At this point, the best thing this shameless shaman can do is continue stabbing his former parishioner in the back. The further apart they grow, the more difficult it will be for McCain to conflate the positions of Wright and Obama in political ads.
While the eyes of the nation were focused on Wright’s sinful spectacle, they largely ignored a stinging denunciation of gay unions by Hillary Clinton’s church. The United Methodists voted to uphold church law that says gay relationships are "incompatible with Christian teaching." If there was a vote opposing interracial marriages on scriptural grounds, is there any doubt Clinton would leave her church?

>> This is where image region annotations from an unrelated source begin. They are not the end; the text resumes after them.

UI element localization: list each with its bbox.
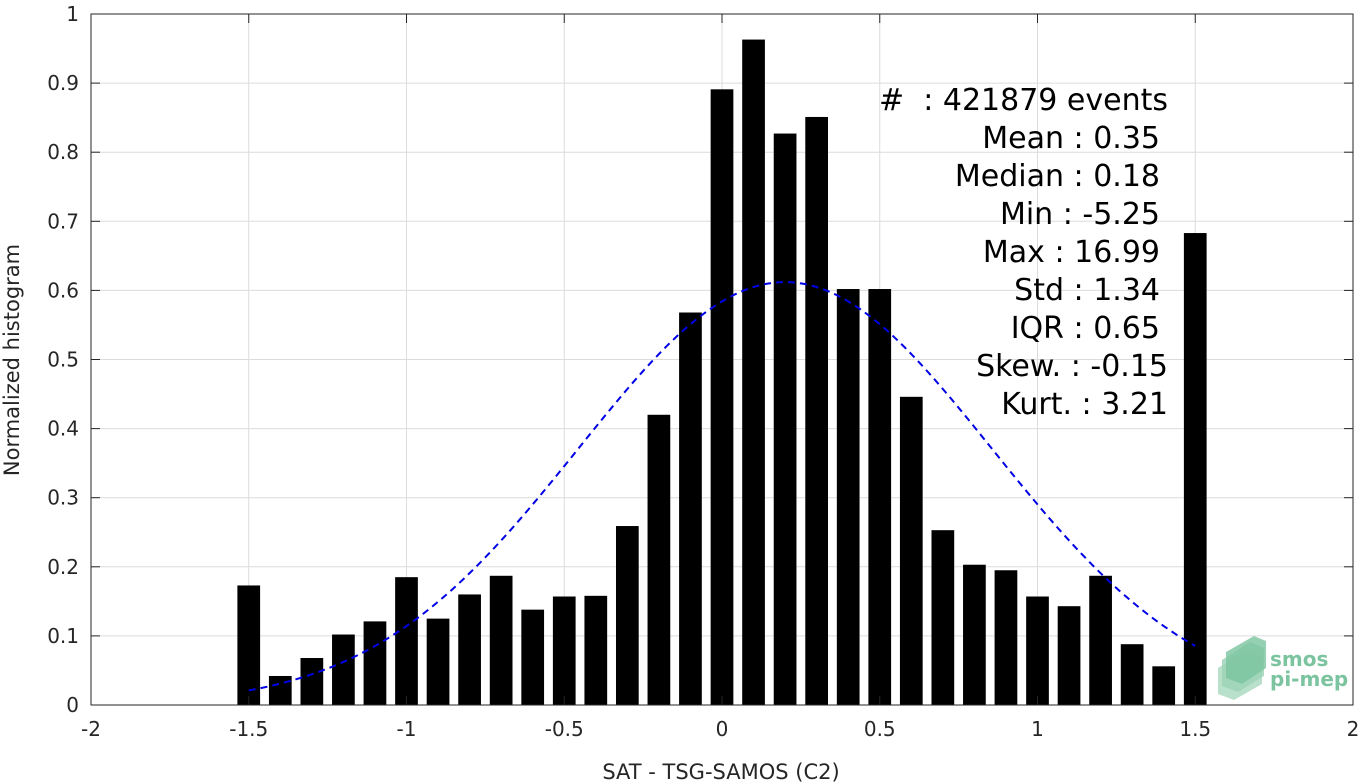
histogram-bar (521, 609, 545, 705)
y-tick-label: 0.4 (47, 417, 79, 441)
histogram-bar (1057, 606, 1081, 705)
histogram-bar (300, 658, 324, 705)
x-tick-label: 0 (716, 717, 729, 741)
y-tick-label: 0.6 (47, 278, 79, 302)
stats-line: Skew. : -0.15 (976, 349, 1168, 384)
logo-text-pimep: pi-mep (1270, 667, 1348, 691)
normal-fit-curve (248, 281, 1196, 692)
x-tick-label: -2 (81, 717, 101, 741)
histogram-bar (489, 575, 513, 705)
histogram-bars (237, 39, 1207, 706)
histogram-bar (1120, 644, 1144, 705)
y-axis-label: Normalized histogram (0, 244, 24, 476)
logo-mark-icon (1218, 636, 1266, 700)
histogram-bar (1026, 596, 1049, 705)
histogram-bar (994, 570, 1018, 705)
histogram-bar (332, 634, 355, 705)
y-tick-label: 0 (66, 693, 79, 717)
x-tick-label: -1.5 (229, 717, 268, 741)
stats-line: Kurt. : 3.21 (1001, 387, 1168, 422)
stats-line: Mean : 0.35 (982, 121, 1160, 156)
y-tick-label: 0.2 (47, 555, 79, 579)
histogram-bar (426, 618, 450, 705)
x-tick-label: 1 (1031, 717, 1044, 741)
x-tick-label: 0.5 (864, 717, 896, 741)
histogram-bar (1183, 233, 1207, 705)
x-axis-label: SAT - TSG-SAMOS (C2) (602, 760, 839, 784)
axes (90, 13, 1354, 706)
y-tick-label: 0.7 (47, 209, 79, 233)
stats-line: Min : -5.25 (1000, 197, 1160, 232)
histogram-bar (647, 414, 671, 705)
histogram-bar (458, 594, 481, 705)
x-tick-label: -1 (397, 717, 417, 741)
y-tick-label: 0.5 (47, 348, 79, 372)
histogram-bar (710, 89, 734, 706)
y-tick-label: 0.9 (47, 71, 79, 95)
y-tick-label: 0.8 (47, 140, 79, 164)
y-tick-labels: 0 0.1 0.2 0.3 0.4 0.5 0.6 0.7 0.8 0.9 1 (47, 2, 79, 717)
histogram-bar (584, 595, 608, 705)
x-tick-label: -0.5 (545, 717, 584, 741)
histogram-bar (899, 396, 923, 705)
histogram-bar (1089, 575, 1112, 705)
histogram-bar (773, 133, 797, 706)
histogram-bar (742, 39, 765, 705)
histogram-bar (237, 585, 261, 705)
histogram-bar (963, 564, 986, 705)
smos-pi-mep-logo: smos pi-mep (1218, 636, 1348, 700)
histogram-bar (615, 526, 639, 705)
stats-line: Median : 0.18 (955, 159, 1160, 194)
histogram-bar (931, 530, 955, 705)
x-tick-labels: -2 -1.5 -1 -0.5 0 0.5 1 1.5 2 (81, 717, 1359, 741)
histogram-bar (679, 312, 702, 705)
stats-line: Max : 16.99 (983, 235, 1160, 270)
y-tick-label: 0.3 (47, 486, 79, 510)
histogram-bar (395, 577, 418, 705)
x-tick-label: 1.5 (1179, 717, 1211, 741)
histogram-bar (868, 289, 892, 705)
x-tick-label: 2 (1347, 717, 1360, 741)
logo-text-smos: smos (1270, 647, 1328, 671)
histogram-bar (805, 116, 829, 706)
histogram-bar (836, 289, 860, 705)
histogram-bar (363, 621, 387, 705)
histogram-bar (552, 596, 576, 705)
y-tick-label: 1 (66, 2, 79, 26)
stats-line: # : 421879 events (879, 83, 1168, 118)
histogram-bar (1152, 666, 1176, 705)
y-tick-label: 0.1 (47, 624, 79, 648)
histogram-bar (268, 675, 292, 705)
stats-line: Std : 1.34 (1014, 273, 1160, 308)
stats-line: IQR : 0.65 (1011, 311, 1160, 346)
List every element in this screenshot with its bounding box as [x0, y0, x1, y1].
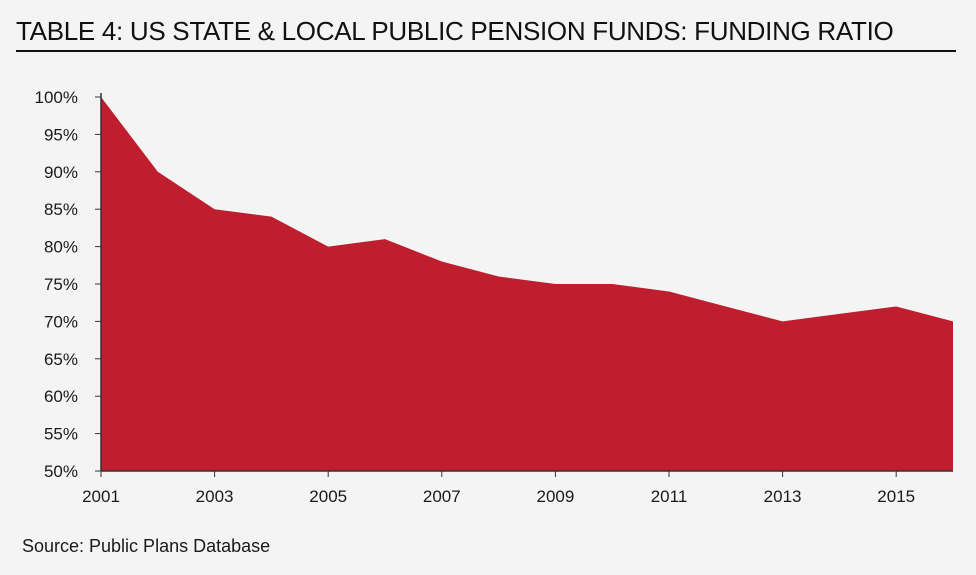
x-tick-label: 2007: [423, 487, 461, 506]
x-tick-label: 2011: [651, 487, 688, 506]
x-tick-label: 2015: [877, 487, 915, 506]
title-rule: [16, 50, 956, 52]
y-tick-label: 80%: [44, 238, 78, 257]
y-tick-label: 50%: [44, 462, 78, 481]
y-tick-labels: 50% 55% 60% 65% 70% 75% 80% 85% 90% 95% 100%: [35, 88, 78, 481]
x-tick-label: 2009: [536, 487, 574, 506]
x-tick-label: 2003: [196, 487, 234, 506]
y-tick-label: 65%: [44, 350, 78, 369]
y-tick-label: 95%: [44, 125, 78, 144]
y-tick-label: 70%: [44, 312, 78, 331]
area-layer: [101, 97, 953, 471]
x-tick-label: 2001: [82, 487, 120, 506]
y-tick-label: 55%: [44, 425, 78, 444]
x-tick-label: 2005: [309, 487, 347, 506]
y-tick-label: 90%: [44, 163, 78, 182]
chart-title: TABLE 4: US STATE & LOCAL PUBLIC PENSION…: [16, 16, 894, 46]
x-tick-label: 2013: [764, 487, 802, 506]
source-note: Source: Public Plans Database: [22, 536, 271, 556]
x-tick-labels: 2001 2003 2005 2007 2009 2011 2013 2015: [82, 487, 915, 506]
y-tick-label: 60%: [44, 387, 78, 406]
y-tick-label: 85%: [44, 200, 78, 219]
y-tick-label: 100%: [35, 88, 78, 107]
axis-layer: [95, 93, 953, 477]
y-tick-label: 75%: [44, 275, 78, 294]
funding-ratio-area: [101, 97, 953, 471]
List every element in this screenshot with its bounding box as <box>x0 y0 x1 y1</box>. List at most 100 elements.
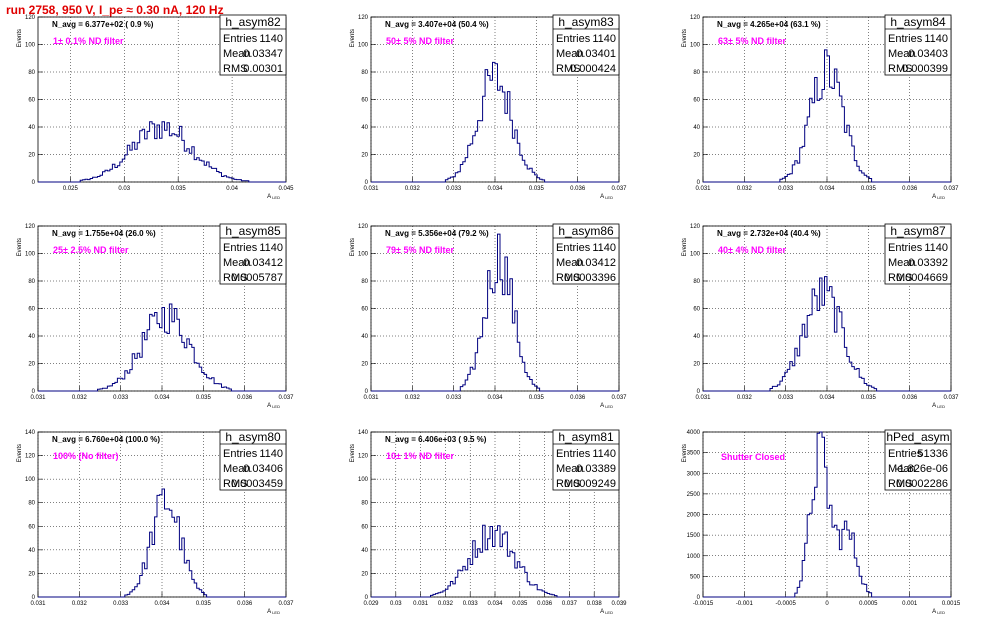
x-tick-label: 0.035 <box>196 395 212 401</box>
y-tick-label: 80 <box>693 70 700 76</box>
histogram-pad-h_asym86: 0.031 0.032 0.033 0.034 0.035 0.036 0.037 0 20 40… <box>350 223 627 409</box>
stats-box <box>219 14 287 76</box>
y-axis-title: Events <box>17 444 23 462</box>
y-tick-label: 0 <box>697 389 701 395</box>
x-axis-title: A LED <box>600 194 613 200</box>
stats-key: RMS <box>556 478 580 490</box>
x-tick-label: 0.036 <box>537 601 553 607</box>
x-axis-title: A LED <box>267 403 280 409</box>
y-tick-label: 120 <box>690 15 701 21</box>
y-tick-label: 4000 <box>687 430 701 436</box>
x-tick-label: 0.035 <box>171 186 187 192</box>
x-tick-label: 0.033 <box>446 186 462 192</box>
stats-value: 0.0003396 <box>564 272 616 284</box>
histogram-pad-h_asym84: 0.031 0.032 0.033 0.034 0.035 0.036 0.037 0 20 40… <box>682 14 959 200</box>
stats-key: RMS <box>556 272 580 284</box>
x-axis-title: A LED <box>932 194 945 200</box>
y-tick-label: 20 <box>361 153 368 159</box>
y-tick-label: 100 <box>358 252 369 258</box>
x-tick-label: 0.032 <box>737 395 753 401</box>
y-tick-label: 40 <box>693 334 700 340</box>
y-tick-label: 80 <box>28 501 35 507</box>
stats-key: RMS <box>888 272 912 284</box>
filter-annotation: 1± 0.1% ND filter <box>53 36 124 46</box>
y-tick-label: 120 <box>690 224 701 230</box>
stats-box <box>884 429 952 491</box>
y-tick-label: 100 <box>690 43 701 49</box>
stats-value: 0.000424 <box>570 63 616 75</box>
stats-value: 0.03389 <box>576 463 616 475</box>
x-axis-title: A LED <box>932 609 945 615</box>
x-tick-label: 0.03 <box>390 601 402 607</box>
x-tick-label: 0.036 <box>237 395 253 401</box>
y-tick-label: 40 <box>361 548 368 554</box>
y-tick-label: 20 <box>693 362 700 368</box>
x-axis-title: A LED <box>932 403 945 409</box>
x-tick-label: 0.034 <box>487 395 503 401</box>
navg-label: N_avg = 6.406e+03 ( 9.5 %) <box>385 435 487 444</box>
y-tick-label: 120 <box>358 15 369 21</box>
x-tick-label: 0.0005 <box>859 601 878 607</box>
stats-key: Mean <box>888 257 916 269</box>
y-tick-label: 100 <box>358 43 369 49</box>
stats-key: Mean <box>556 48 584 60</box>
x-tick-label: 0.034 <box>154 395 170 401</box>
y-tick-label: 80 <box>28 70 35 76</box>
navg-label: N_avg = 5.356e+04 (79.2 %) <box>385 229 489 238</box>
stats-value: 0.0002286 <box>896 478 948 490</box>
y-tick-label: 40 <box>28 548 35 554</box>
x-tick-label: 0.032 <box>737 186 753 192</box>
filter-annotation: 63± 5% ND filter <box>718 36 786 46</box>
y-tick-label: 60 <box>28 98 35 104</box>
stats-box <box>884 14 952 76</box>
x-axis-title: A LED <box>267 194 280 200</box>
stats-key: Mean <box>223 257 251 269</box>
stats-value: 0.03412 <box>243 257 283 269</box>
y-tick-label: 120 <box>358 224 369 230</box>
x-tick-label: 0.036 <box>570 395 586 401</box>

Clinton averted our gaze to her church’s bashing of gays by sending Chelsea on a gay pub-crawl in Philadelphia. While her daughter frolicked with bar patrons pounding shots – her church took pot shots at loving same-sex couples. It would have been refreshing if the possible Democratic standard-bearer, would have taken a stand against the gay double standard and left her church.
Of course, the "liberal media" has been so consumed with the Democratic demolition derby, that they barely noticed radical reverends on the right. Now that Rev. Jerry Falwell has departed, McCain has latched onto Rev. John Hagee to prove his conservative credentials. Hagee has called the Roman Catholic Church the "the great whore of Babylon."
Hagee also believes that God spawned Hurricane Katrina to stop a "homosexual parade there [New Orleans]on the Monday that Katrina came." This messianic meteorologist/madman appears twice daily on Trinity Broadcasting network, which reaches 75 million homes. As New York Times columnist Frank Rich saliently points out, "any 12-year-old with a laptop could have vetted this preacher in 30 seconds, tops." Unfortunately, McCain’s crass political needs, trump Hagee’s dirty deeds and the worrisome words he imparts to millions of worshippers.
And, of course, we must not forget Rev. Pat Robertson endorsing the multiple marriage machine, Rudy Giuliani, during his ill-fated campaign. The 700 Club host once predicted that natural disasters would destroy Orlando if the city flew gay pride flags. He also – along with Falwell – tried to blame 911 on gays, abortion practitioners and the ACLU.
While the politicians have worked diligently to appear mainstream, the pugnacious preachers have done nothing but sell the candidates – and the religions they represent – down the river.
It remains to be seen whether Clinton, Obama or McCain will ultimately benefit or suffer from their affiliations with ranting reverends. However, this circus-like exhibition (or, in Wright’s case, theological exhibitionism) may have a lasting impact on America’s image of religion.
The rhetorical inanity combined with the scriptural insanity is nothing short of a theological calamity. I can’t imagine the next generation drawing inspiration from this clerical conflagration. Far from appearing as if they stand on hallowed ground, these ministers of mindless, hollow madness are driving civility and common decency into the ground.

Basking in the warm glow of the election spotlight, these pastors must feel quite popular. I’m willing, however, to bet they will ultimately lose the popular vote, as today’s youth eventually walk out in droves and find churches where bile doesn’t come with the Bible.